3. Somos Chamados A Partilhar O Que Temos
Para Os Outros
Jesus manda
recolher os pães que sobraram. Quando o Senhor supre as necessidades do seu
povo, há sempre abundância, mas não desperdício, pois desperdiçar alimento que
não necessitamos, quando tantas pessoas vivem na miséria, é um insulto ao
Doador divino. Além disto, o relato quer nos dizer que não importa com que
abundância o Senhor distribui sua graça, ele sempre tem o suficiente para dar
mais. O Senhor nunca fica mais pobre por sua generosidade. Como diz o
Provérbio: ”Há quem seja pródigo(generoso) e aumenta sua riqueza, e há quem
guarde sem medida e se empobrece”(Pr 11,23).Tudo isto quer dizer que o amor é
sempre abundante. O amor dado e partilhado sempre multiplica seu número.

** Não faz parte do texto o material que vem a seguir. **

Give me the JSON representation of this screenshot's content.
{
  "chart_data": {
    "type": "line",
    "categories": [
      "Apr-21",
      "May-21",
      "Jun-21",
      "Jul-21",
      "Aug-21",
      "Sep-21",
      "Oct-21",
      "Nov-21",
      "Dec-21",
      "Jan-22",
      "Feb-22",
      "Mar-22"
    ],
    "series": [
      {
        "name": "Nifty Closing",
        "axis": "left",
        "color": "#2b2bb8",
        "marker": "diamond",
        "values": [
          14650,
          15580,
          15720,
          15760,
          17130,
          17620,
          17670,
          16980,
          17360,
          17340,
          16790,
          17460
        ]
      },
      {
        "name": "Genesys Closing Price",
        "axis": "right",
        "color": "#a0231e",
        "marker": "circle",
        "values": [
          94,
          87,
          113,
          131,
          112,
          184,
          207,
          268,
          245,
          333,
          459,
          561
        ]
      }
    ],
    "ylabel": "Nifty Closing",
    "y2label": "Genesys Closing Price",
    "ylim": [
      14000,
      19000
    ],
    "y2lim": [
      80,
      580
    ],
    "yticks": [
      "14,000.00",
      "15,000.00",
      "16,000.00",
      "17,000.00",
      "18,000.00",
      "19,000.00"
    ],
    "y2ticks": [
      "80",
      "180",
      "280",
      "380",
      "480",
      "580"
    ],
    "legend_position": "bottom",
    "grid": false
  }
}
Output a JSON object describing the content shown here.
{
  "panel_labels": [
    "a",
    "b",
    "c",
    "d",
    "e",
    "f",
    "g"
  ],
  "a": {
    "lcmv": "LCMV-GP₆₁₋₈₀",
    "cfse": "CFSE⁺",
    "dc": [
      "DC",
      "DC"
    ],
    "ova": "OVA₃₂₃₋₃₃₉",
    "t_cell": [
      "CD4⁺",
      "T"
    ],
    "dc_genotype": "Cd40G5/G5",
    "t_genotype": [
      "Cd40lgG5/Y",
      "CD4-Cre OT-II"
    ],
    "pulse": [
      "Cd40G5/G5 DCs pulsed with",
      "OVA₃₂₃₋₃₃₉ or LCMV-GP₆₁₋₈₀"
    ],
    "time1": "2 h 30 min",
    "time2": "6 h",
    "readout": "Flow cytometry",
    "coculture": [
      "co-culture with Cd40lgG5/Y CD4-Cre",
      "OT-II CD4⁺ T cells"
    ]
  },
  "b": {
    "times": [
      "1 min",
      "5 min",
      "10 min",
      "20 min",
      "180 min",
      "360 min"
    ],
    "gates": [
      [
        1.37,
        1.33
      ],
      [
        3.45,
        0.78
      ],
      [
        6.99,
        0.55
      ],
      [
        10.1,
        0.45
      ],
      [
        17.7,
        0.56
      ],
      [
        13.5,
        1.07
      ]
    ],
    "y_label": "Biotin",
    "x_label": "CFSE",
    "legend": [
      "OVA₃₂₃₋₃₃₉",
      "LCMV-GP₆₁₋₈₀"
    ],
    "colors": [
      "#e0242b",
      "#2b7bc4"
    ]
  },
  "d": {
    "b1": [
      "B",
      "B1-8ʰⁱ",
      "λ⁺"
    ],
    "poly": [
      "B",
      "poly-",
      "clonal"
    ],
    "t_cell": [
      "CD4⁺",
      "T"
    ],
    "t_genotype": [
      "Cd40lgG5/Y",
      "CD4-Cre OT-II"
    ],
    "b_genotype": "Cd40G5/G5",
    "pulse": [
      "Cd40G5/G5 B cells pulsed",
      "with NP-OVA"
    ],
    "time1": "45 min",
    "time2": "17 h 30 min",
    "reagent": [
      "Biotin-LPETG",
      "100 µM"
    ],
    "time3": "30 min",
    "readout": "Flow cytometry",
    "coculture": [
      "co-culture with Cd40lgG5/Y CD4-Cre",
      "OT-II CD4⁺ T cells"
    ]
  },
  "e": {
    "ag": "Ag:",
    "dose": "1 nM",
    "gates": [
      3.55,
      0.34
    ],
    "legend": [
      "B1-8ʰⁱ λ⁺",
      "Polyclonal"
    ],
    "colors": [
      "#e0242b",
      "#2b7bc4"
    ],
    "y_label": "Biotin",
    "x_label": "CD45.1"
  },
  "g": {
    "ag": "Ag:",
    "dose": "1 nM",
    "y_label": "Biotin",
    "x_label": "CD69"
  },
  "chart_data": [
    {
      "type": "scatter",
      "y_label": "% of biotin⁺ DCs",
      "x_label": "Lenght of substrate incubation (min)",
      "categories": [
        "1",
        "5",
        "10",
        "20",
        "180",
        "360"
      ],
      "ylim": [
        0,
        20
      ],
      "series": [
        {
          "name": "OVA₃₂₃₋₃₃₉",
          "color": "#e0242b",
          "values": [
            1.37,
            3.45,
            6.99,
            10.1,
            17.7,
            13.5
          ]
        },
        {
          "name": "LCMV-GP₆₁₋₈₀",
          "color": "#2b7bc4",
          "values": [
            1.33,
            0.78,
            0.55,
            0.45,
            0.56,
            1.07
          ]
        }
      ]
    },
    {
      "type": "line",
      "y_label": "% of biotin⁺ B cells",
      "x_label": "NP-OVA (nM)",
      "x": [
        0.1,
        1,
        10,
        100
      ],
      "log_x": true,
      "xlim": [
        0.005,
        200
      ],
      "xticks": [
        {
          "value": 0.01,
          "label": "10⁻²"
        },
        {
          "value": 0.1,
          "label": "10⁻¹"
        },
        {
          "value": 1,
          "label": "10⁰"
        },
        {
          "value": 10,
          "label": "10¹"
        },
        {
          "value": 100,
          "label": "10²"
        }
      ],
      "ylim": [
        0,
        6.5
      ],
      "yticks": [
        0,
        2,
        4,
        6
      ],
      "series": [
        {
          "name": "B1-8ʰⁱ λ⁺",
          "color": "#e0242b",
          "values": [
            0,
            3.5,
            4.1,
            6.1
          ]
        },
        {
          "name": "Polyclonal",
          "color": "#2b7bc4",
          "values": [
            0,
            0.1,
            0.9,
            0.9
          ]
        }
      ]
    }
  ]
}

Enquanto as coisas materiais vão diminuir sua quantidade cada vez que elas são
divididas. O que Jesus quer dizer com isso é que sua comunidade não pode
acumular, pois isso gera ganância. E o que é acumulado por alguns falta aos
outros.
Os pães que
sobraram encheram doze cestos. Convém recordar o relato de Eliseu: “Assim falou
Javé: ‘comerão e ainda sobrará’...Eles comeram e ainda sobrou, segundo a
palavra de Javé” (2Rs 4,43s). O que sobrou: doze cestos cheios. Doze é o número
das tribos do antigo povo de Israel e também dos doze apóstolos que representam
o novo povo de Deus: a Igreja. A abundância dos pães que sobraram quer
enfatizar o aspecto escatológico desta refeição. Isto quer dizer que o Senhor
não somente suprir as necessidades destas “ovelhas perdidas da casa de Israel”,
mas também tem o suficiente para todos os povos(12= perfeição).
O Evangelho diz que
Jesus se retira, pois a multidão queria fazê-lo rei. Mas Jesus negou ser rei
que a multidão esperava. Antecipa-se, aqui, a afirmação que o próprio Jesus
dirá para Pilatos: “Meu reino não é deste mundo”(Jo 18,36). Jesus como o
enviado do Pai não tem pretensões políticas.
Na verdade, Jesus
se retira para deixar seu gesto de amor compartilhado. Jesus saciou
concretamente o povo faminto a partir de uma realidade terrestre. O pão que ele
fornece não é somente o símbolo do pão sobrenatural: não é possível revelar o
pão da vida eterna sem se engajar verdadeiramente nas tarefas da solidariedade
humana. Os pobres e os miseráveis são o teste por excelência da qualidade de
nossa caridade. Fica o gesto de amor de Jesus no ato de compartilhar o pão, e a
nossa tarefa de continuar esse gesto ao longo da História, com todo os homens.
Na eucaristia
distribui-se o pão da vida eterna em abundância. Mas somente existe verdadeira
recepção desse pão da vida no despojamento e numa disponibilidade absoluta, que
faz de cada participante um irmão e uma irmã do próximo, especialmente dos
necessitados. Portanto, devemos nos perguntar: nós, cristãos, estamos dispostos
a isso deste mundo desgarrado? Os que têm, por pouco que seja, estão dispostos
a compartilhar? É pouco, na verdade, mas é preciso saber dar a partir da nossa
pobreza. Compartilhar o pão é palavra de vida. O Senhor pega o pouco alimento
que tinha, dá graças e o reparte. Não se diz que multiplica; contudo, dá para
todos, o amor que anima o gesto não tem
limite. Somos seguidores dele. O gesto dele deve ser também o nosso gesto. Os
seguidores de Cristo não podem partir em comunhão o pão eucarístico se não
estiverem dispostos a partilhar com os irmãos também o pão material.